Das Gericht entschied hier dennoch zu Gunsten der Mieterin und stellte das Räumungsverfahren sogar unbefristet ein. Aufgrund der ärztlichen Stellungsnahmen sei von einem so schlechten Gesundheitszustand der Mieterin auszugehen, dass die konkrete Gefahr einer Selbsttötung anzunehmen sei; diese sei auch – zumindest nach den ärztlichen Aussagen – nicht abwendbar, so dass nur eine unbefristete Einstellung in Betracht komme.
Für den Vermieter war damit ein Ende des Mietverhältnisses nicht greifbar. Ausschlaggebend für die Entscheidung zugunsten der Mieterin sei, dass diese in der Wohnung lebt, während der Vermieter „nur“ finanzielle Einbußen zu beklagten habe.

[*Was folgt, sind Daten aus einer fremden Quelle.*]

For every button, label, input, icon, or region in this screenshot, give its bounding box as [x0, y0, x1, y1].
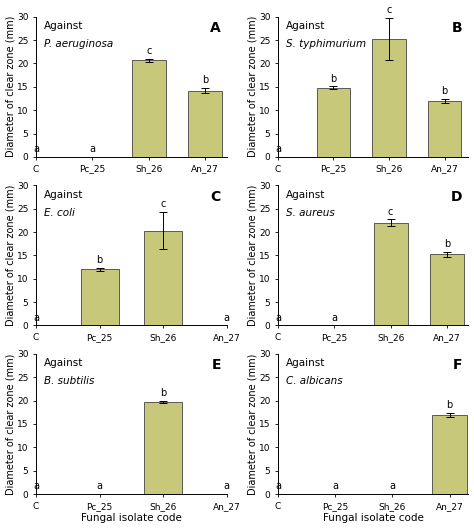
- Text: c: c: [160, 199, 166, 209]
- Bar: [144, 231, 182, 325]
- Text: b: b: [97, 255, 103, 265]
- Bar: [144, 402, 182, 494]
- Text: b: b: [444, 239, 450, 249]
- Text: S. aureus: S. aureus: [285, 208, 334, 218]
- Text: C. albicans: C. albicans: [285, 376, 342, 386]
- Text: a: a: [97, 481, 102, 491]
- Text: a: a: [332, 481, 338, 491]
- Text: A: A: [210, 21, 221, 35]
- Text: B: B: [452, 21, 463, 35]
- Y-axis label: Diameter of clear zone (mm): Diameter of clear zone (mm): [247, 185, 257, 326]
- Text: B. subtilis: B. subtilis: [44, 376, 94, 386]
- Text: a: a: [275, 313, 281, 323]
- Bar: [430, 254, 464, 325]
- Text: a: a: [33, 481, 39, 491]
- Bar: [432, 415, 467, 494]
- Y-axis label: Diameter of clear zone (mm): Diameter of clear zone (mm): [247, 16, 257, 158]
- Bar: [317, 88, 350, 157]
- Text: a: a: [224, 481, 229, 491]
- Text: P. aeruginosa: P. aeruginosa: [44, 39, 113, 49]
- Text: b: b: [447, 400, 453, 410]
- Text: a: a: [275, 481, 281, 491]
- Text: a: a: [331, 313, 337, 323]
- Y-axis label: Diameter of clear zone (mm): Diameter of clear zone (mm): [6, 16, 16, 158]
- Text: S. typhimurium: S. typhimurium: [285, 39, 365, 49]
- Text: c: c: [386, 5, 392, 15]
- Bar: [132, 60, 166, 157]
- Text: c: c: [146, 46, 152, 56]
- X-axis label: Fungal isolate code: Fungal isolate code: [81, 514, 182, 523]
- Text: a: a: [224, 313, 229, 323]
- Text: b: b: [441, 86, 447, 96]
- Y-axis label: Diameter of clear zone (mm): Diameter of clear zone (mm): [6, 353, 16, 495]
- Text: Against: Against: [285, 358, 325, 368]
- Bar: [428, 101, 461, 157]
- Y-axis label: Diameter of clear zone (mm): Diameter of clear zone (mm): [6, 185, 16, 326]
- Text: b: b: [202, 76, 208, 85]
- Bar: [188, 90, 222, 157]
- Text: a: a: [389, 481, 395, 491]
- Text: Against: Against: [285, 21, 325, 31]
- Bar: [374, 223, 408, 325]
- Text: D: D: [451, 189, 463, 204]
- Y-axis label: Diameter of clear zone (mm): Diameter of clear zone (mm): [247, 353, 257, 495]
- Text: E. coli: E. coli: [44, 208, 74, 218]
- Text: a: a: [33, 144, 39, 154]
- Text: F: F: [453, 358, 463, 372]
- Text: a: a: [275, 144, 281, 154]
- Bar: [81, 269, 118, 325]
- Text: b: b: [330, 74, 337, 84]
- Text: b: b: [160, 388, 166, 398]
- X-axis label: Fungal isolate code: Fungal isolate code: [323, 514, 424, 523]
- Bar: [373, 39, 406, 157]
- Text: a: a: [33, 313, 39, 323]
- Text: E: E: [211, 358, 221, 372]
- Text: Against: Against: [44, 189, 83, 199]
- Text: Against: Against: [285, 189, 325, 199]
- Text: Against: Against: [44, 358, 83, 368]
- Text: a: a: [90, 144, 95, 154]
- Text: C: C: [210, 189, 221, 204]
- Text: Against: Against: [44, 21, 83, 31]
- Text: c: c: [388, 207, 393, 217]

Es sei gerichtbekannt, dass in München jede Wohnung letztlich verkauft werden könne, so dass dem Vermieter hier ein finanzieller Verlust unter Abwägung der Gesamtumstände zuzumuten sei.
Quelle und Informationen: www.mietrecht.net – Arbeitsgemeinschaft Mietrecht und Immobilien des Deutschen Anwaltvereins (DAV)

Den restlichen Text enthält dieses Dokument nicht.